Textiles Studies

 

Geometry Made Manifest: Reorienting the Historiography of Ornament on the Iranian Plateau and Beyond

Date of this Version

2017

Document Type

Article

Citation

The Historiography of Persian Architecture (2017), Edited By Mohammad Gharipour, pp. 41-79.

doi:10.4324/9781315690476

Comments

Link to book publisher page. Copyright © 2017 Routledge / Informa UK Limited, an Informa Plc company

Abstract

From Owen Jones' Grammar of Ornament compiled in the middle of the nineteenth century to the discovery of quasicrystals in the late twentieth century and Lu and Steinhardt's and others' explorations of decagonal and quasiperiodic tilings in Islamic monuments of Iran, the interpretation of ornament in Islamic architecture and the arts has undergone profound reassessment during the past 150 years.' Broad-ranging questions concerning the universality of geometry that Oleg Grabar raised in his Mediation of Ornament and the probing studies of Alpay Ozdural in the 1990s on architectural ornament, as well as Gulru Necipoglu's historical exposition of The Topkapt Scroll, have contributed to a shift from assuming that ornament is ornamental to questioning and considering the underlying mathematical nature of ornament as well as the cultural specificity of its uses in Islamic art.2 In Iran, Afghanistan, and Central Asia during the eleventh and twelfth centuries, the brick decoration of numerous architectural monuments dramatically expanded the repertory of geometric ornament. Among many monuments on the Iranian plateau, four tomb towers exemplify this new geometric style, characterized by patterns in the plane (illustrated in Figures 3.1-3.3); coincidentally, these four monuments also document the introduction and increasing use of glazed ceramics to highlight and articulate particular aspects of ornament (Figure 3.2).
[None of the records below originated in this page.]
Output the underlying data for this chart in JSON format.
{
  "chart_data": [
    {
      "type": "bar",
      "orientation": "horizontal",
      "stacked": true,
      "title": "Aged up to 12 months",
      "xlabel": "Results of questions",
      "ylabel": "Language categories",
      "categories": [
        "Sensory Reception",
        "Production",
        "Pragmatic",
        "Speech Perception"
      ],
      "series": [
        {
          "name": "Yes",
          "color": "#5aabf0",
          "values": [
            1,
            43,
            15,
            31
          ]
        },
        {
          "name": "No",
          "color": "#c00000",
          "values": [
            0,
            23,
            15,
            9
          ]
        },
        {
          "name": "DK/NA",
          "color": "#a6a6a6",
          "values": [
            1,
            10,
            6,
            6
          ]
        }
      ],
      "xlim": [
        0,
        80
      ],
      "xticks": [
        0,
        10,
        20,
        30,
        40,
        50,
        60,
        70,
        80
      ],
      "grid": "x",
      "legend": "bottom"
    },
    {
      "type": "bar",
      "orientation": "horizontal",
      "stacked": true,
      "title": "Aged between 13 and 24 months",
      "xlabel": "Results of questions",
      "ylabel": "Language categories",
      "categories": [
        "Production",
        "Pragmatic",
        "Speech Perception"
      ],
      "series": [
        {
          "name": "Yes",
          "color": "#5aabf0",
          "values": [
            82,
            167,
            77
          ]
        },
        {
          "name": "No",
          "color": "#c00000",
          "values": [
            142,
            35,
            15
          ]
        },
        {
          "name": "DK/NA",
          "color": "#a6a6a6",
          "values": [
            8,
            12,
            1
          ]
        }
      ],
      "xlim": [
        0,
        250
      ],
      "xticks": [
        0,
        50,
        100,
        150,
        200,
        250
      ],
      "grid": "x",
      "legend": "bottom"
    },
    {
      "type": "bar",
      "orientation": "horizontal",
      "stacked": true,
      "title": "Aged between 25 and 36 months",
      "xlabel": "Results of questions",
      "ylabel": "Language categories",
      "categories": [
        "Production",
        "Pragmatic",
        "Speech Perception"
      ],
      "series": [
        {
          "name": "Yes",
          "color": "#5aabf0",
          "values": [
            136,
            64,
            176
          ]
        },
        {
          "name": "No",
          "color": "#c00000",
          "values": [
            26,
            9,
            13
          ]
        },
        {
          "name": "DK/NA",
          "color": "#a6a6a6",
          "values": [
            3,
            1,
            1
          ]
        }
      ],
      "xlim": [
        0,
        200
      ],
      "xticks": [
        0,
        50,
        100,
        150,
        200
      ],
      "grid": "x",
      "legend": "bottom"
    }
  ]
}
Mounting evidence and arguments suggest that these and other monuments with their exuberant geometric ornament reflect contemporary cultural values and represent points of intersection in the histories of architecture and mathematics. Contributing to a heuristic and discursive methodology to approach interpretations of meaning, case studies of these four monuments can serve as focal points to reorient the historiography of ornament in Islamic art of Iran and neighboring regions during a formative period in the eleventh and twelfth centuries.